Definition
A cadence is the structured sequence of outreach touchpoints — emails, calls, LinkedIn messages — sent to a prospect over a defined period, with timing, channel mix, and content variation deliberately designed to maximise response without burning the relationship.
Cadence is what separates professional outbound from spam. A single cold email gets a 1-3% reply rate; a well-designed 8-touch cadence over 3-4 weeks can hit 15-25%. The structure handles the reality that most prospects don't reply on the first touch — and most never reply at all, so you need enough touches to surface the ones who will.
The shape matters as much as the count. Front-loaded (3 touches week 1, 2 touches week 2, 1 touch week 3) feels engaged without nagging. Even-spaced (1 touch per week for 8 weeks) feels indifferent. Channel-mixed (email + LinkedIn + call) outperforms single-channel by a wide margin — different prospects respond to different channels.
Origin
Sales cadence is an old practice; the formalised, multi-channel cadence design emerged through the late 2000s and early 2010s with sales-engagement platforms like Outreach (founded 2014), Salesloft (2011), and Yesware (2010) operationalising the discipline.
How it works
- Define the goal: book a meeting, qualify a lead, or test interest.
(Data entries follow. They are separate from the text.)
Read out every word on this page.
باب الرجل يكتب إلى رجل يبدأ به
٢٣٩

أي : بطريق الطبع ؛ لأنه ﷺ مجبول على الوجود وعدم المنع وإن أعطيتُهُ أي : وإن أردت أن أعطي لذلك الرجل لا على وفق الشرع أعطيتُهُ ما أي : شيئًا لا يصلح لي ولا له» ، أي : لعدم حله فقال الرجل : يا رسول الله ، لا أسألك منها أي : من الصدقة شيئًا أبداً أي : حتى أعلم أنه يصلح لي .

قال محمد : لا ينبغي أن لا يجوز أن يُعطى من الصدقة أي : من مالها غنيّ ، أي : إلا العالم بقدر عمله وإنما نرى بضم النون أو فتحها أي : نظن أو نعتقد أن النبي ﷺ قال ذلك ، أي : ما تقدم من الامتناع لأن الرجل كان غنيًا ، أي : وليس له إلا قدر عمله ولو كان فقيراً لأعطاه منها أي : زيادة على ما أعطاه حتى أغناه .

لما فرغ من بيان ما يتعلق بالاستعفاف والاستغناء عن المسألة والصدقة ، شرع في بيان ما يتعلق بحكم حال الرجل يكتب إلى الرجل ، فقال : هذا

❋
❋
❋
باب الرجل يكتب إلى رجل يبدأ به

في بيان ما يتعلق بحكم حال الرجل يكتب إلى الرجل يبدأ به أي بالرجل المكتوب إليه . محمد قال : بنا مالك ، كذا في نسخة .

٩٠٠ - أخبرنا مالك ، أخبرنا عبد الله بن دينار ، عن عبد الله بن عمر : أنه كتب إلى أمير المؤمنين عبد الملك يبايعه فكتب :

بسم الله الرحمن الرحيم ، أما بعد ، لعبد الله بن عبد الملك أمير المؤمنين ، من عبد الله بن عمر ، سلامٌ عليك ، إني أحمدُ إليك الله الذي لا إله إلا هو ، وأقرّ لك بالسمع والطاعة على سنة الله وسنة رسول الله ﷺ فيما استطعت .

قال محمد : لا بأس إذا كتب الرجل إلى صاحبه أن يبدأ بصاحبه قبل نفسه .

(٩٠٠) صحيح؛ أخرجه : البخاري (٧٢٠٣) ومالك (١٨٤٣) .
- Choose channel mix: email, LinkedIn, phone, video — based on ICP behaviour.
- Map 6–10 touches over 2–4 weeks.
- Vary content per touch — different angle, different value prop, different ask.
- Add 'breakup' touch at the end — explicit close with a low-friction reply option.
- Test cadence shapes — front-loaded vs even, 6-touch vs 10-touch.
- Monitor reply rate and meeting rate; iterate.
When to use it
Use when
- On any outbound program — cold email, LinkedIn outreach, account-based.
- When single-touch outreach plateaus.
- When testing channel mix for a new ICP.
Skip when
- On inbound leads — they respond to a different cadence (faster, simpler).
- Without ICP work first. Cadence on the wrong audience just amplifies the mismatch.
Key metrics
- Reply rate (% of prospects who reply).
- Positive reply rate (replies that lead to a meeting).
- Meeting rate (% of contacted prospects who book).
- Unsubscribe rate (sanity check that the cadence isn't too aggressive).
Examples
- We tested 6-touch vs 9-touch cadence; 9-touch lifted meetings 30% with no increase in unsubscribes.
- Switching from email-only to email+LinkedIn doubled reply rate.
- A bad cadence is not 'too few touches'; it's 'too many of the same thing'.
In practice at Makreate
Makreate's outreach work always ships with a designed cadence — never one-off blasts. A recent B2B client was sending one email and giving up. We built an 8-touch cadence over 24 days: email, LinkedIn connection, LinkedIn message, email, LinkedIn voice note, email, LinkedIn comment on a post, breakup email. Reply rate climbed from 2.1% to 11.4% — same audience, same offer, just with a real cadence behind it.
LinkedIn Outreach Automation →Common mistakes
- Repeating the same content across touches. Each touch needs a different angle.
- Single-channel cadences. Email + LinkedIn outperforms either alone.
- Too long without a breakup. Most prospects either reply by touch 6 or never; carrying past 10 touches usually wastes time.
- Not varying timing. Sending all touches at 9am Tuesday concentrates on one slot of inboxes.
Frequently asked
How many touches in a cadence?
6–10 is the operational sweet spot. Below 6 and you miss the prospects who needed more nudges; above 10 and you're nagging.
Email-only or multi-channel?
Multi-channel almost always outperforms — particularly email + LinkedIn for B2B. Phone helps in specific verticals.
How long should a cadence run?
2–4 weeks. Shorter than 2 weeks doesn't have time to land; longer than 4 weeks usually means you've already lost the prospect.